Free, booking essential.
The Commonwealth Games Federation claims that it is ‘Uniting the Commonwealth Federation through Sport’. Whilst the relevance, legacy and leadership of the Commonwealth is hotly debated in light of its colonial roots, sport continues to divide and unite audiences under disputed concepts of shared nationhood and cultural heritage.
Join us for a reading group focusing on the chapters ‘The Light and the Dark’ from C.L.R. James’ book Beyond a Boundary and ‘England at Home’ from Stuart Hall’s memoir Familiar Stranger. All texts are read together in the group, you don’t need to read them in advance.
In ‘The Light and the Dark’ James discusses his early career as a cricketer in the colonial West-Indies:
As clearly as if it was written across the sky, their play said: Here, on the cricket field if nowhere else, all men in the island are equal, and we are the best men on the island.
In ‘England at Home’, Stuart Hall discusses ‘Englishness’, sport and national identities as a Jamaican who lived most of his life in the UK:
Half of ‘Team GB’ was non-white, and only in the most complex way English.
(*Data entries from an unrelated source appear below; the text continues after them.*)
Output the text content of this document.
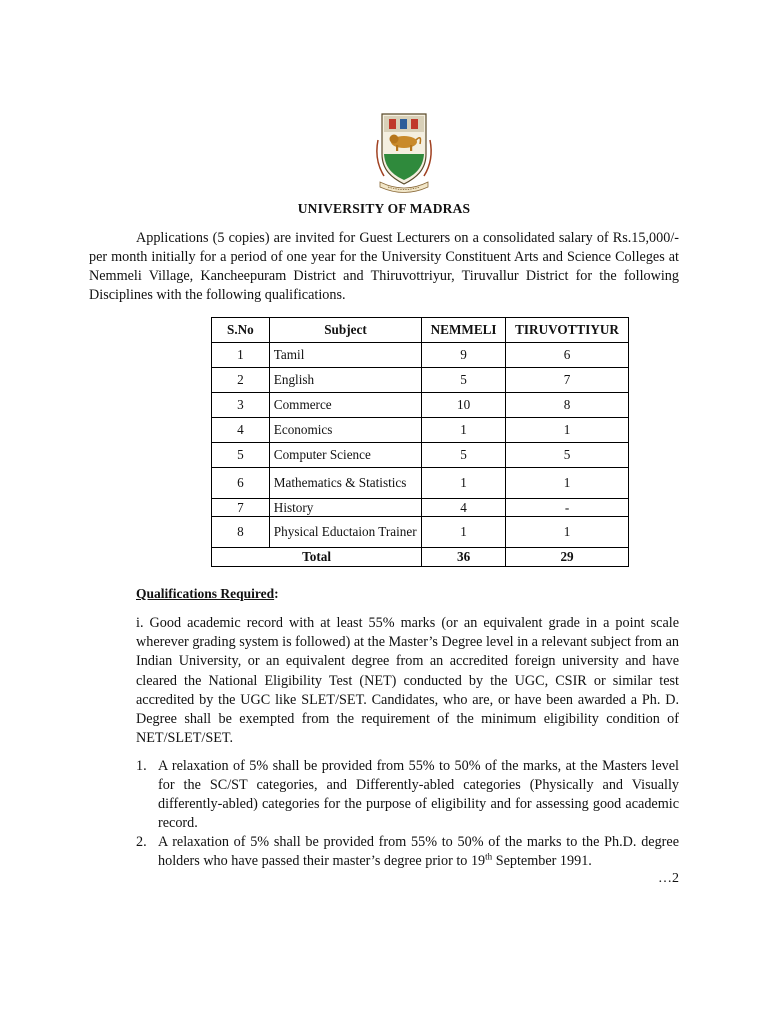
UNIVERSITY OF MADRAS

Applications (5 copies) are invited for Guest Lecturers on a consolidated salary of Rs.15,000/- per month initially for a period of one year for the University Constituent Arts and Science Colleges at Nemmeli Village, Kancheepuram District and Thiruvottriyur, Tiruvallur District for the following Disciplines with the following qualifications.

S.No	Subject	NEMMELI	TIRUVOTTIYUR
1	Tamil	9	6
2	English	5	7
3	Commerce	10	8
4	Economics	1	1
5	Computer Science	5	5
6	Mathematics & Statistics	1	1
7	History	4	-
8	Physical Eductaion Trainer	1	1
Total		36	29
Qualifications Required:

i. Good academic record with at least 55% marks (or an equivalent grade in a point scale wherever grading system is followed) at the Master’s Degree level in a relevant subject from an Indian University, or an equivalent degree from an accredited foreign university and have cleared the National Eligibility Test (NET) conducted by the UGC, CSIR or similar test accredited by the UGC like SLET/SET. Candidates, who are, or have been awarded a Ph. D. Degree shall be exempted from the requirement of the minimum eligibility condition of NET/SLET/SET.

1. A relaxation of 5% shall be provided from 55% to 50% of the marks, at the Masters level for the SC/ST categories, and Differently-abled categories (Physically and Visually differently-abled) categories for the purpose of eligibility and for assessing good academic record.
2. A relaxation of 5% shall be provided from 55% to 50% of the marks to the Ph.D. degree holders who have passed their master’s degree prior to 19th September 1991.
…2
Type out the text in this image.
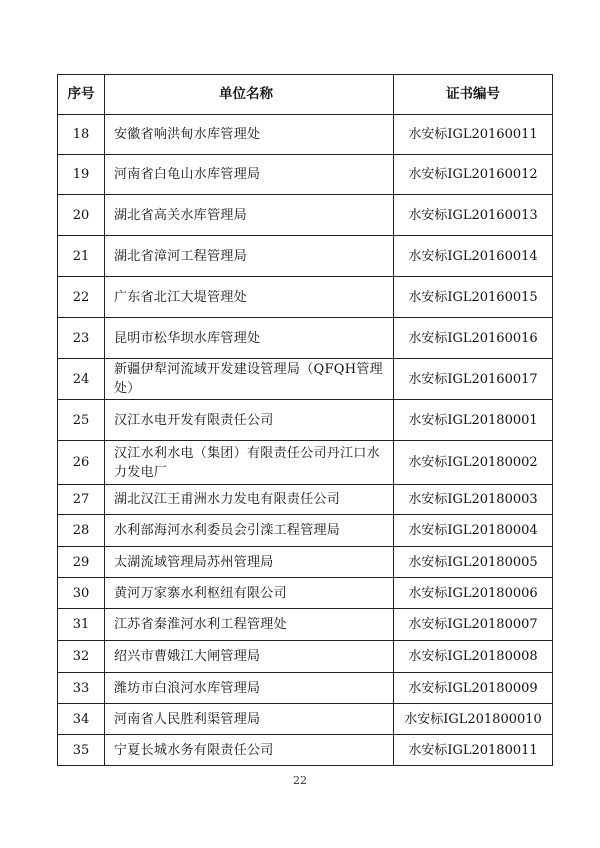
序号	单位名称	证书编号
18	安徽省响洪甸水库管理处	水安标ⅠGL20160011
19	河南省白龟山水库管理局	水安标ⅠGL20160012
20	湖北省高关水库管理局	水安标ⅠGL20160013
21	湖北省漳河工程管理局	水安标ⅠGL20160014
22	广东省北江大堤管理处	水安标ⅠGL20160015
23	昆明市松华坝水库管理处	水安标ⅠGL20160016
24	新疆伊犁河流域开发建设管理局（QFQH管理处）	水安标ⅠGL20160017
25	汉江水电开发有限责任公司	水安标ⅠGL20180001
26	汉江水利水电（集团）有限责任公司丹江口水力发电厂	水安标ⅠGL20180002
27	湖北汉江王甫洲水力发电有限责任公司	水安标ⅠGL20180003
28	水利部海河水利委员会引滦工程管理局	水安标ⅠGL20180004
29	太湖流域管理局苏州管理局	水安标ⅠGL20180005
30	黄河万家寨水利枢纽有限公司	水安标ⅠGL20180006
31	江苏省秦淮河水利工程管理处	水安标ⅠGL20180007
32	绍兴市曹娥江大闸管理局	水安标ⅠGL20180008
33	潍坊市白浪河水库管理局	水安标ⅠGL20180009
34	河南省人民胜利渠管理局	水安标ⅠGL201800010
35	宁夏长城水务有限责任公司	水安标ⅠGL20180011
22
I’m told the people of Somalia think that, despite being draped in a Union Jack, the incomparable Mo Farah, with his hands pointing at his bald head as if to say ‘Look what people like me can do!’, was running for them, and in a metaphorical sense he was.
C.L.R. James (1901-1989) was a Trinidadian historian and political activist who was also based in the US and the UK. His writings were influential on postcolonial discourse, and he was a well-known proponent of socialism and Pan-Africanism. He was also a keen and talented cricketer, and wrote extensively about the game.
Stuart Hall (1932-2014) was an influential cultural theorist who was born in Jamaica, but spent much of his life in the UK. He was one of the founding figures of the Birmingham School of Cultural Studies and the founder of the influential ‘New Left Review’. Until 2008 he was chair of Iniva and Autograph ABP.
This reading group is free and open to all.